Friday, 2 April 2010

And these are some of the bureaucrats that the Australian Health Minister expects to have access to a national personal health infomation data base


Fifty-two per cent of the agencies
we assessed using capability models had not established
effective controls to manage IT risks, information security
and business continuity. Thirty-one per cent of agencies had
not established effective change controls and 33 per cent
had not established effective controls for management of
physical security [Information Systems Audit Report, March 2010]

On 26 March 2010 Computer World reported on Part Two of a West Australia Government Information Systems Audit Report covering 56 government agencies including the WA Health Department:

Ineffective security measures in Western Australian government agencies are failing to protect sensitive staff and taxpayer information, according to an official security audit....

The audit report found that Royal Perth Hospital and the Department of Commerce do not keep accurate records of laptops. It claimed that Perth hospital "could not provide any assurance on the number of its laptops, where they are or who had them" and possessed two conflicting record lists with a disparity of 277 devices....

"All seven agencies lacked comprehensive management, technical and physical controls over their laptops and portable storage devices to minimise the risk of them being lost or stolen and of sensitive information being accessed," the report states.

Six of the seven agencies failed auditor expectations by not enforcing access controls for laptops or portable devices that would help prevent sensitive data leaving the organisation. The WA Police received praise for encrypting all outgoing sensitive information.

The auditor found critical software vulnerablilities across each of the seven agencies due to a lack of patching. WorkCover was the only agency to enable laptop firewalls to protect computers from introducing potential infections from insecure networks into the corporate environment.

The second part of the report, tabled by acting auditor general Glen Clarke, blasted the agencies for poor application and general computer controls.

Out of the 52 agencies investigated, two had stored unsecured credit card data — one via a network "accessible by any user" and the other within an application — in direct violation of the Payment Card Industry (PCI) Data Security Standard.

Auditors were able to access sensitive information through "highly privileged" accounts that were accessed by simple password guessing. One agency allowed users to access accounts with a single character password that did not expire.

Thousands of sensitive records were cracked with the same basic password guessing in "several agencies".

Auditors were able to manipulate staff and contractor paychecks stored on freely accessible folders before they were processed.
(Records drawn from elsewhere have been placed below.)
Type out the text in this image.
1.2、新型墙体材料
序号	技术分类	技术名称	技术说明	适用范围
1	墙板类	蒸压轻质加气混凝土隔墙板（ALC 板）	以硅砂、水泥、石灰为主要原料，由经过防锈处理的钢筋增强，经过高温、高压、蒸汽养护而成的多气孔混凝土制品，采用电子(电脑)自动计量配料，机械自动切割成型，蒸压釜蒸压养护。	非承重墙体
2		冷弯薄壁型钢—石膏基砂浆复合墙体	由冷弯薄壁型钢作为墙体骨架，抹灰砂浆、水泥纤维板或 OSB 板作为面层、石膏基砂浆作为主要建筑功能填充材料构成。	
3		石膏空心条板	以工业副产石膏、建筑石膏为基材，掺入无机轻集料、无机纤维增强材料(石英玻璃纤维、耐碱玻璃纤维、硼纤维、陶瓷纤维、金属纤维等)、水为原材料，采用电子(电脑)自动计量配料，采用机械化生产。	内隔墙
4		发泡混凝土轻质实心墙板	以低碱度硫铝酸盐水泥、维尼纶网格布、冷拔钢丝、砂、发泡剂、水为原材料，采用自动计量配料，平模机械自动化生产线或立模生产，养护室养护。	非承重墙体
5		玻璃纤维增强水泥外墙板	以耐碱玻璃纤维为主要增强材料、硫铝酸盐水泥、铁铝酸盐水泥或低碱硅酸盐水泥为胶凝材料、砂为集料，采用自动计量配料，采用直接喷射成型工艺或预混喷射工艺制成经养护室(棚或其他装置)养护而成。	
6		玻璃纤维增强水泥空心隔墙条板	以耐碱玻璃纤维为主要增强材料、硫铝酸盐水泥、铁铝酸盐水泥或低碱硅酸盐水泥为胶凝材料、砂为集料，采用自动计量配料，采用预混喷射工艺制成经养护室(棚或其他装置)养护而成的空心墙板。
Another unnamed agency sent out names and addresses of clients to external contractors, and many were found to lack basic account access controls that stop users from accessing inappropriate sensitive data, or even creating administration accounts without approval.

Boot passwords were scarcely employed by the agencies, leaving laptop hard disks vulnerable to hacking. Contractor service level agreements were found to be not enforced by another agency.

Weak access controls were found in 41 per cent of agencies, followed by poor network security in 23 per cent, polices and procedures, password control, and physical security.